Earlier this year, the NWMLS decided it should make “short sale” a mandatory tidbit for agents to include in a listing. That is, listing agents have to check a box saying whether a home — ANY home listed in the NWMLS — is or is not a short sale. This tiny little morsel of the MLS cornucopia of information has mutliple benefits, such as:
- It allows agents representing investors (or owner-occupant buyers out for a good deal) looking specifically for short sales to easily identify those listings when searching the NWMLS.
- It allows agents and buyers who want NOTHING TO DO with short sales an easy way to exclude them from a list of potential homes.
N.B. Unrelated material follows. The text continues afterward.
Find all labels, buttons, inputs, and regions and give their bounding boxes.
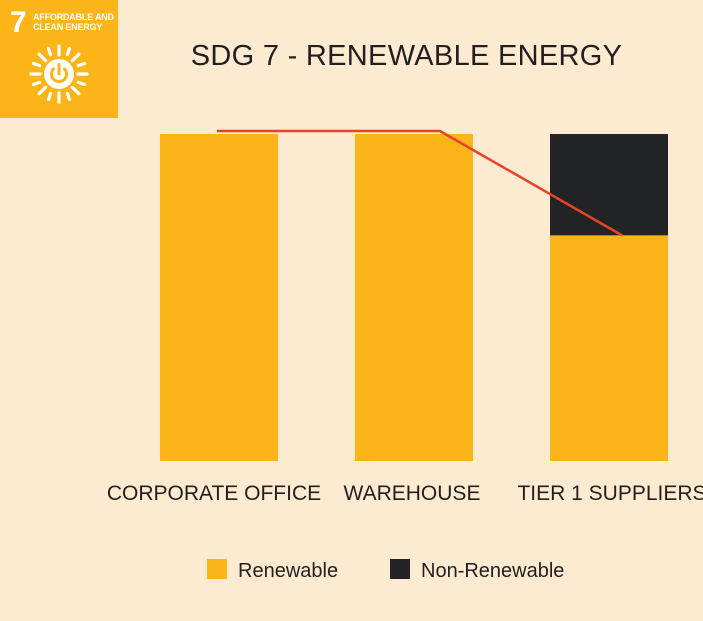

- And it allows me to pull up oodles and oodles of short sales that are active, pending, and sold in the past six months, so I can tell you a thing or two (in this blog post, actually) about that sector of the market.
First, a brief backstory: a short sale is any listing that won’t generate adequate funds for the seller to pay off the mortage(s) on the home, and the seller therefore wants the lender to take a less-than-full payoff amount. (NOTE: If you’re a seller of an “upside down” listing (you owe more than it’s going to generate when sold) and you choose to bring a chunk of money to closing to pay off the balance due on the mortgages without asking the bank to take a hit, that’s NOT a short sale.)
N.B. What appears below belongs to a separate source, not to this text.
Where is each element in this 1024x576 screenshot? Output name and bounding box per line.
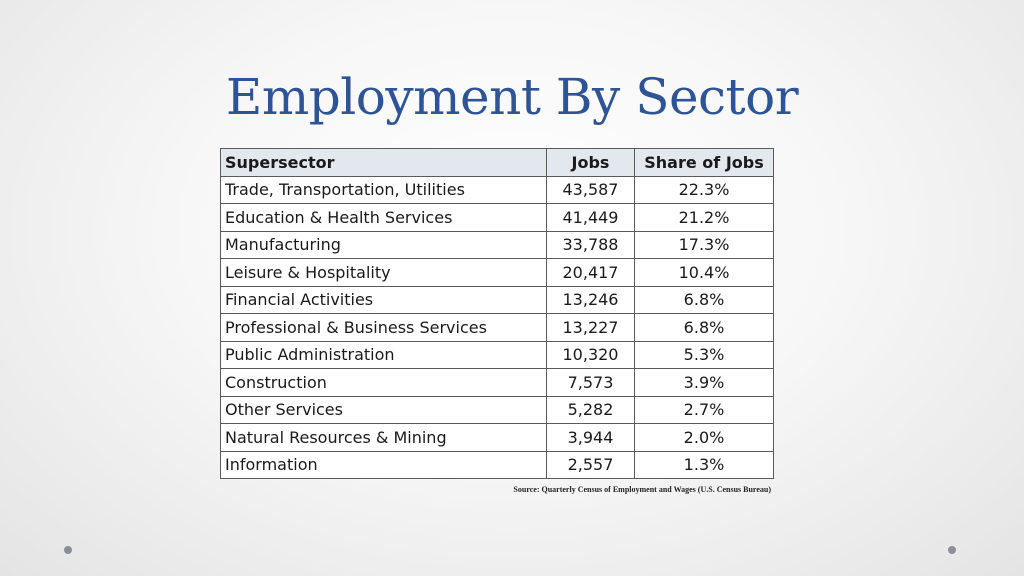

Short sales are VERY popular right now because so many homeowners are in default — that is, they’ve missed one or more mortgage payments. In fact, as of this post, I’m seeing:
- 80 Active single family residential (SFR) short sale listings, priced from $70K to $837K…
- 97 SFR’s are Pending right now…(one of these was on the market for 954 days!!! Yikes! VERY unusual…)
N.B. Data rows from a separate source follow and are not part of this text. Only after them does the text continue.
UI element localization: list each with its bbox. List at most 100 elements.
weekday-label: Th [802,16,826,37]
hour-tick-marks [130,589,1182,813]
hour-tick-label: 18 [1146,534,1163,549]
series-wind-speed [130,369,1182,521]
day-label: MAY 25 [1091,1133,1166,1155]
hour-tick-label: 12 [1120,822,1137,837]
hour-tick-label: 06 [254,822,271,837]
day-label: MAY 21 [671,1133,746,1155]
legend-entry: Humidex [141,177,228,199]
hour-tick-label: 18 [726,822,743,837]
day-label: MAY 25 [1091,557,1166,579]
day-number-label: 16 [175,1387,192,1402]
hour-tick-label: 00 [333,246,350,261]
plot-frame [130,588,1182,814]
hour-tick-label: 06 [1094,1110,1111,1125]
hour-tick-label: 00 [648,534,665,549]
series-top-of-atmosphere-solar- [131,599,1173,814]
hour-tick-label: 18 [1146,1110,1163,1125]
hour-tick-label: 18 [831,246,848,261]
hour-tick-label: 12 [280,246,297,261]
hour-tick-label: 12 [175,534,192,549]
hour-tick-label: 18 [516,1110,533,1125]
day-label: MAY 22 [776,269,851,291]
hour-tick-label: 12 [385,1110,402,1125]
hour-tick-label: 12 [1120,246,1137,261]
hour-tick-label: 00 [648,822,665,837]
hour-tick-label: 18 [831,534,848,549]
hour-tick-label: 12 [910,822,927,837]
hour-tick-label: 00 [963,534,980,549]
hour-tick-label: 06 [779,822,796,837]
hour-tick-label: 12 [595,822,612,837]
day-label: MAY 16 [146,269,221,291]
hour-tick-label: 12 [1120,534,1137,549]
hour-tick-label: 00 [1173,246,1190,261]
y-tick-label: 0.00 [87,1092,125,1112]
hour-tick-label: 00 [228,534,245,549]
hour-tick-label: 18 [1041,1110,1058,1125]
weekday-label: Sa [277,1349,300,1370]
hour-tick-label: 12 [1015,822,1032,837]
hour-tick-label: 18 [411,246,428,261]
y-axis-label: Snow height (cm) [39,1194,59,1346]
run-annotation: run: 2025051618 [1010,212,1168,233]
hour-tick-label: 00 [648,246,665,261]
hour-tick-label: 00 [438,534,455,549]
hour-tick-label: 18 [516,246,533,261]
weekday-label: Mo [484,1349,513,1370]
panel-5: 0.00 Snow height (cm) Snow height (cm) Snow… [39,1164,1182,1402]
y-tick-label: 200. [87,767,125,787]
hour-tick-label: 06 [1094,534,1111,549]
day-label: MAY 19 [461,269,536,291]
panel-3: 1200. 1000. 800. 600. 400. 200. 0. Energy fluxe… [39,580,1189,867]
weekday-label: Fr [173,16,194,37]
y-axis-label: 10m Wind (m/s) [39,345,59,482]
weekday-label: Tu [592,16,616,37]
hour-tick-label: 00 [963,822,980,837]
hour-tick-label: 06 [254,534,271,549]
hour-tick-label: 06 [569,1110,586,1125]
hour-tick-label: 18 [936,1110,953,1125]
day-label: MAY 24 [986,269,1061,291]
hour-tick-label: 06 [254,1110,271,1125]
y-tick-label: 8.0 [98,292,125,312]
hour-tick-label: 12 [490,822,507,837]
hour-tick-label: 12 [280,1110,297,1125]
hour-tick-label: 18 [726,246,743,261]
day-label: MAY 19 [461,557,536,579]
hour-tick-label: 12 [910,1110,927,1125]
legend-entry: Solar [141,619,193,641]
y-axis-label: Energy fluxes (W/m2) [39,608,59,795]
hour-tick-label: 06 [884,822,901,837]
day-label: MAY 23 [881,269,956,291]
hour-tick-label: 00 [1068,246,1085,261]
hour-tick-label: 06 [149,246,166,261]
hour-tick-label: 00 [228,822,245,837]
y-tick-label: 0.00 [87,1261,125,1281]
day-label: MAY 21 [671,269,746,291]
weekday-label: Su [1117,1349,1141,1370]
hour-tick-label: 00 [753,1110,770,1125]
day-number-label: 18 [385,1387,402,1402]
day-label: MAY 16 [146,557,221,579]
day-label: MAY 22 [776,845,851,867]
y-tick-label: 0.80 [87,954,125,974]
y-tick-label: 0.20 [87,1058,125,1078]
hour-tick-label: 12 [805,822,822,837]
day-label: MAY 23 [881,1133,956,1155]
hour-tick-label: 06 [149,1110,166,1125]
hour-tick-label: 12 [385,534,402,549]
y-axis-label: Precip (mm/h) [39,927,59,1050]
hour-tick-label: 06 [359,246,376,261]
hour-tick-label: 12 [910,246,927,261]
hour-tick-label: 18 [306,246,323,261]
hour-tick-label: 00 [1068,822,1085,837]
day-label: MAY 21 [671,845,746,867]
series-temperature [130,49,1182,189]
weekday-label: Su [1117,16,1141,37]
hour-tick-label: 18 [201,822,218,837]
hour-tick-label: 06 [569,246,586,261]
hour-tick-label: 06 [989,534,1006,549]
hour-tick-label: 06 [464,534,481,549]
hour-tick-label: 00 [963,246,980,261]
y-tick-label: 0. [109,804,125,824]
- 53 have Closed in the past 6 months, County-wide, with an average time on market of 186 days, with an average sale-to-list-price ratio of (this is interesting) 97.26%! Wait a second…. aren’t short sales supposed to close for crazy low-ball prices? Don’t bank on it, amigo. In fact, if there’s one rule of thumb when it comes to short sales, that’s it: Don’t bank on it!
- Let’s check one last statistic: How many have cancelled without selling because either the seller’s lender said, “Nope” or the foreclosure happened, or in rare cases the sellers got some money together or did a loan modification and kep the house. And that count is: 44.
So should YOU (try to) buy a short sale? Universal real estate answer: “It depends.” If you find your dream house and it happens to be a short sale, by all means give it a crack, as long as:
1) You don’t care how long it takes to close (I’ve got one that’s been pending since MAY and we still don’t have an answer from the bank).
2) You don’t care that much if you get the house, because there’s a very good chance you won’t.
3) You aren’t set on the price you offered, because you might wait months and months only to hear from the seller’s lender that “they’ll take 20% more than your offer, thank you very much.”
Short sales CAN BE a great way to get a property at a good price. Just ask yourself those three questions above before you dive headfirst in. If you can answer “Yes” to all three, Go for it!!!